Hi I am trying to implement RandomForest algorithm using Apache Spark MLLib. I have the dataset in the csv format with the following features
DayOfWeek(int),AlertType(String),Application(String),Router(String),Symptom(String),Action(String)
0,Network1,App1,Router1,Not reachable,YES
0,Network1,App2,Router5,Not reachable,NO
I want to use RandomForest MLlib and do prediction on last field Action and I want response as YES/NO.

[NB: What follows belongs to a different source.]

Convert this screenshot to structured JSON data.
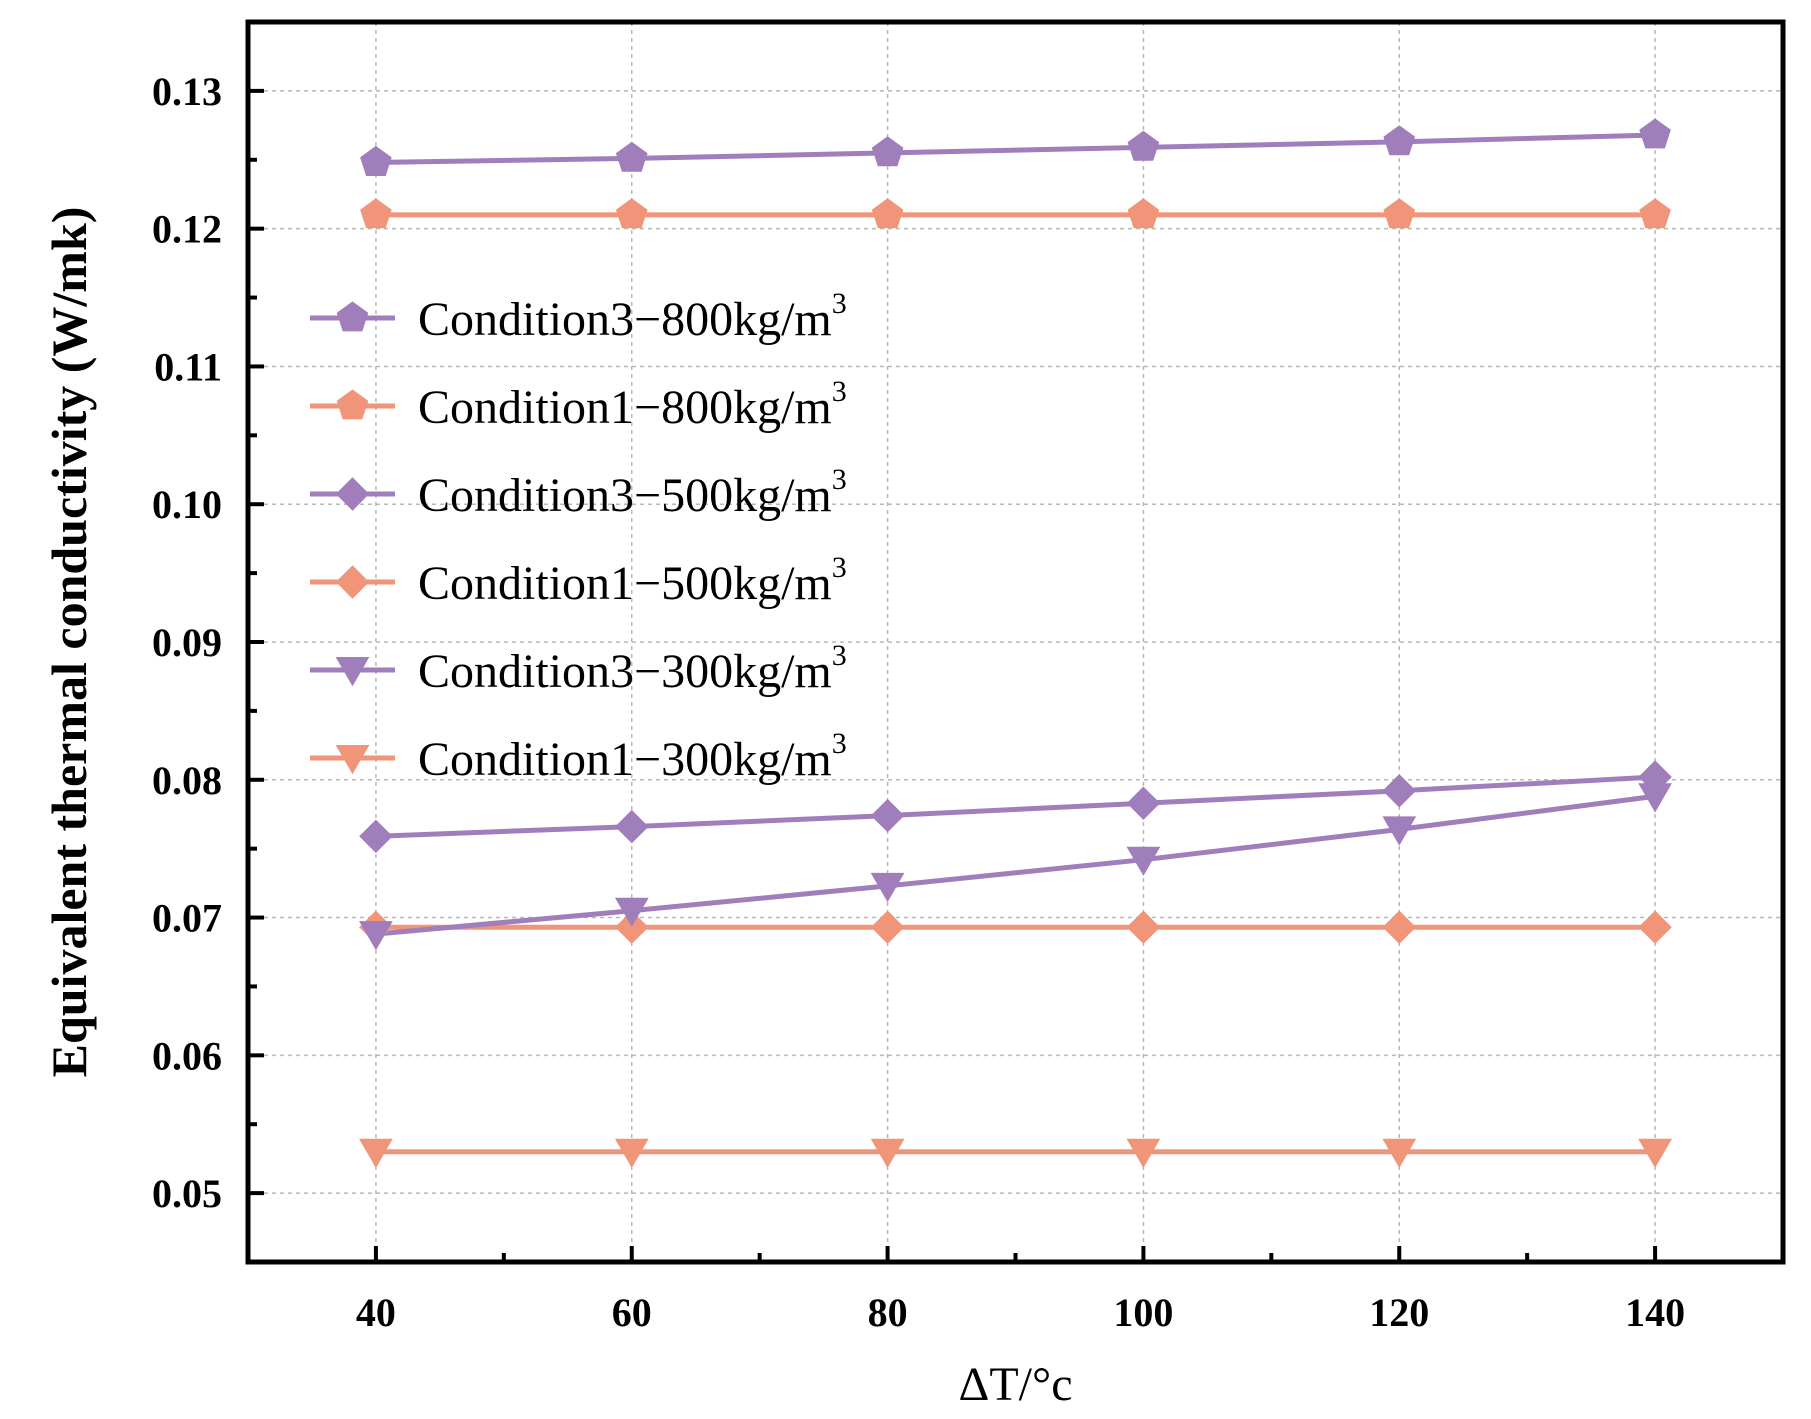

I am following code from github to create RandomForest model. Since I have all categorical features except one int feature I have used the following code to convert them into JavaRDD<LabeledPoint>
please let me know incase its wrong
// Load and parse the data file.
JavaRDD<String> data = jsc.textFile("/tmp/xyz/data/training-dataset.csv");
// I have 14 features so giving 14 as arg to the following
final HashingTF tf = new HashingTF(14);
// Create LabeledPoint datasets for Actionable and nonactionable
JavaRDD<LabeledPoint> labledData = data.map(new Function<String, LabeledPoint>() {
@Override public LabeledPoint call(String alert) {
List<String> featureList = Arrays.asList(alert.trim().split(","));
String actionType = featureList.get(featureList.size() - 1).toLowerCase();
return new LabeledPoint(actionType.equals("YES")? 1 : 0, tf.transform(featureList));
}
});
Similarly above I create testdata and use in the following code to do prediction
JavaPairRDD<Double, Double> predictionAndLabel =
testData.mapToPair(new PairFunction<LabeledPoint, Double, Double>() {
@Override
public Tuple2<Double, Double> call(LabeledPoint p) {
return new Tuple2<Double, Double>(model.predict(p.features()), p.label());
}
});
How do I get prediction based on my last field Action and prediction should come as YES/NO? Current predict method returns double not able to understand how do I implement it? Also am I following the correct approach of categorical feature into LabledPoint
please guide I am new to machine learning and Spark MLlib.